Intel’s next-generation desktop platform, code-named Sandy Bridge, has finally arrived. Our article, Intel’s Second-Gen Core CPUs: The Sandy Bridge Review, digs into the architecture and performance benchmarks of the new processors and chipsets, while the article you’re reading today focuses on power consumption and power efficiency.
Lower power consumption levels are no longer just nice to have, but in fact we’re observing that power consumption and power management are turning into features that ultimately also help maximizing performance in many popular load scenarios. This is even more important, as Intel designed Sandy Bridge to be modular, so that it can scale from entry-level Core i3 to the high-end Xeons later this year. Effectively, the majority of Intel’s mainstream processor portfolio will be based on Sandy bridge by the end of 2011, which makes an additional efficiency analysis worthwhile.
It was largely anticipated that Sandy Bridge would be capable of delivering more performance than Nehalem, and that it might use less power while delivering it. Our launch coverage already confirmed that Sandy Bridge (manifest in the Core i3-, i5-, and i7-2000-series), delivers substantially more performance than its predecessor. Architectural improvements are at the heart of this speed-up. An efficient ring bus, a decoded µop cache, improved branch prediction, larger buffers, widened floating point throughput, and improved memory availability all add up to notable clock-for-clock gains; we saw those all surface in the launch coverage, comparing Nehalem and Sandy Bridge in the single-threaded iTunes and Lame benchmarks.
In the end, Intel is moving more firepower and more features into existing segments. Although the LGA 1155 platform maintains the 95 W power envelope common in the company's mid-range portfolio today, Sandy Bridge processors are designed to radically shut off functional units when they aren’t needed. If you read our Sandy bridge launch article, you will probably remember that the processors feature a power control unit and three separate voltage and frequency domains. These facts are the main reason why LGA 1155 had to lose one pin (and backwards compatibility). The voltage regulators have to be capable of switching high currents much more responsively than before in order to properly support Sandy Bridge.
The S and T series bring thermal design power down to 65, 45, or even 35 W for low-power desktop applications by restricting clock speeds here and there. We will spend some time testing these offerings soon, but focus on the mainstream Core i5- and i7-2x00 series in this article.

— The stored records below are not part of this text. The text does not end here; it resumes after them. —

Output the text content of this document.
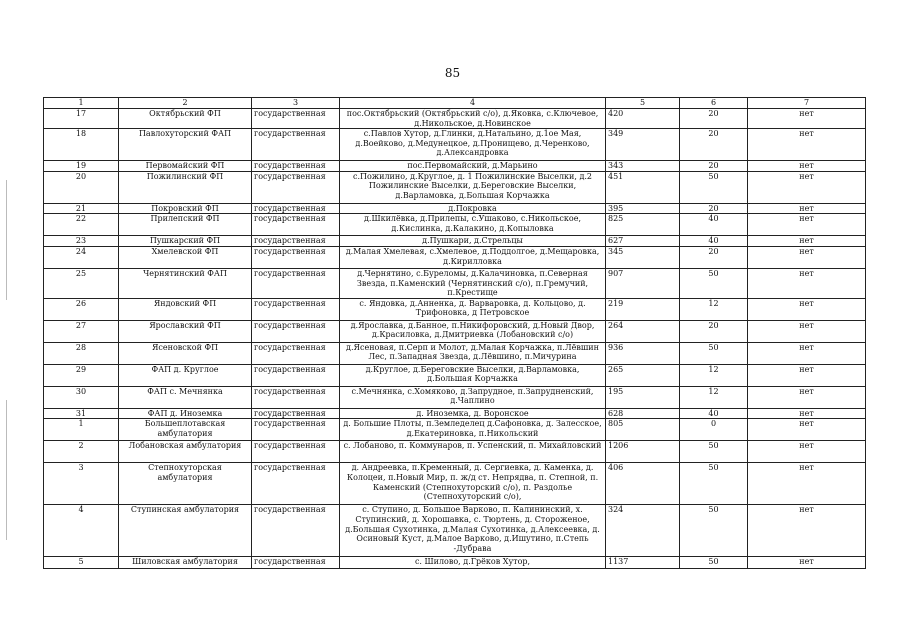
85
1	2	3	4	5	6	7
17	Октябрьский ФП	государственная	пос.Октябрьский (Октябрьский с/о), д.Яковка, с.Ключевое, д.Никольское, д.Новинское	420	20	нет
18	Павлохуторский ФАП	государственная	с.Павлов Хутор, д.Глинки, д.Натальино, д.1ое Мая, д.Воейково, д.Медунецкое, д.Пронищево, д.Черенково, д.Александровка	349	20	нет
19	Первомайский ФП	государственная	пос.Первомайский, д.Марьино	343	20	нет
20	Пожилинский ФП	государственная	с.Пожилино, д.Круглое, д. 1 Пожилинские Выселки, д.2 Пожилинские Выселки, д.Береговские Выселки, д.Варламовка, д.Большая Корчажка	451	50	нет
21	Покровский ФП	государственная	д.Покровка	395	20	нет
22	Прилепский ФП	государственная	д.Шкилёвка, д.Прилепы, с.Ушаково, с.Никольское, д.Кислинка, д.Калакино, д.Копыловка	825	40	нет
23	Пушкарский ФП	государственная	д.Пушкари, д.Стрельцы	627	40	нет
24	Хмелевской ФП	государственная	д.Малая Хмелевая, с.Хмелевое, д.Поддолгое, д.Мещаровка, д.Кирилловка	345	20	нет
25	Чернятинский ФАП	государственная	д.Чернятино, с.Буреломы, д.Калачиновка, п.Северная Звезда, п.Каменский (Чернятинский с/о), п.Гремучий, п.Крестище	907	50	нет
26	Яндовский ФП	государственная	с. Яндовка, д.Анненка, д. Варваровка, д. Кольцово, д. Трифоновка, д Петровское	219	12	нет
27	Ярославский ФП	государственная	д.Ярославка, д.Банное, п.Никифоровский, д.Новый Двор, д.Красиловка, д.Дмитриевка (Лобановский с/о)	264	20	нет
28	Ясеновской ФП	государственная	д.Ясеновая, п.Серп и Молот, д.Малая Корчажка, п.Лёвшин Лес, п.Западная Звезда, д.Лёвшино, п.Мичурина	936	50	нет
29	ФАП д. Круглое	государственная	д.Круглое, д.Береговские Выселки, д.Варламовка, д.Большая Корчажка	265	12	нет
30	ФАП с. Мечнянка	государственная	с.Мечнянка, с.Хомяково, д.Запрудное, п.Запрудненский, д.Чаплино	195	12	нет
31	ФАП д. Иноземка	государственная	д. Иноземка, д. Воронское	628	40	нет
1	Большеплотавская амбулатория	государственная	д. Большие Плоты, п.Земледелец д.Сафоновка, д. Залесское, д.Екатериновка, п.Никольский	805	0	нет
2	Лобановская амбулатория	государственная	с. Лобаново, п. Коммунаров, п. Успенский, п. Михайловский	1206	50	нет
3	Степнохуторская амбулатория	государственная	д. Андреевка, п.Кременный, д. Сергиевка, д. Каменка, д. Колоцеи, п.Новый Мир, п. ж/д ст. Непрядва, п. Степной, п. Каменский (Степнохуторский с/о), п. Раздолье (Степнохуторский с/о),	406	50	нет
4	Ступинская амбулатория	государственная	с. Ступино, д. Большое Варково, п. Калининский, х. Ступинский, д. Хорошавка, с. Тюртень, д. Стороженое, д.Большая Сухотинка, д.Малая Сухотинка, д.Алексеевка, д. Осиновый Куст, д.Малое Варково, д.Ишутино, п.Степь -Дубрава	324	50	нет
5	Шиловская амбулатория	государственная	с. Шилово, д.Грёков Хутор,	1137	50	нет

Our efficiency testing is split into two parts. First, we look at systems with integrated graphics. Then, we compare machines with a discrete graphics card. The test systems with integrated graphics include an 890GX-based motherboard hosting AMD’s Phenom II X4 965 and X6 1100T. Picking slower AMD offerings would have moved the comparison price point too far down. We also added Intel’s H55 platform with the Core i5-661 and i3-530 dual-core CPUs, and H67 with Core i5-2500K and i7-2600K.
On the discrete graphics side, we grabbed the same AMD solutions, Intel’s Core i5-750 and Core i7-875K, and again the new Core i5-2500K and Core i7-2600K.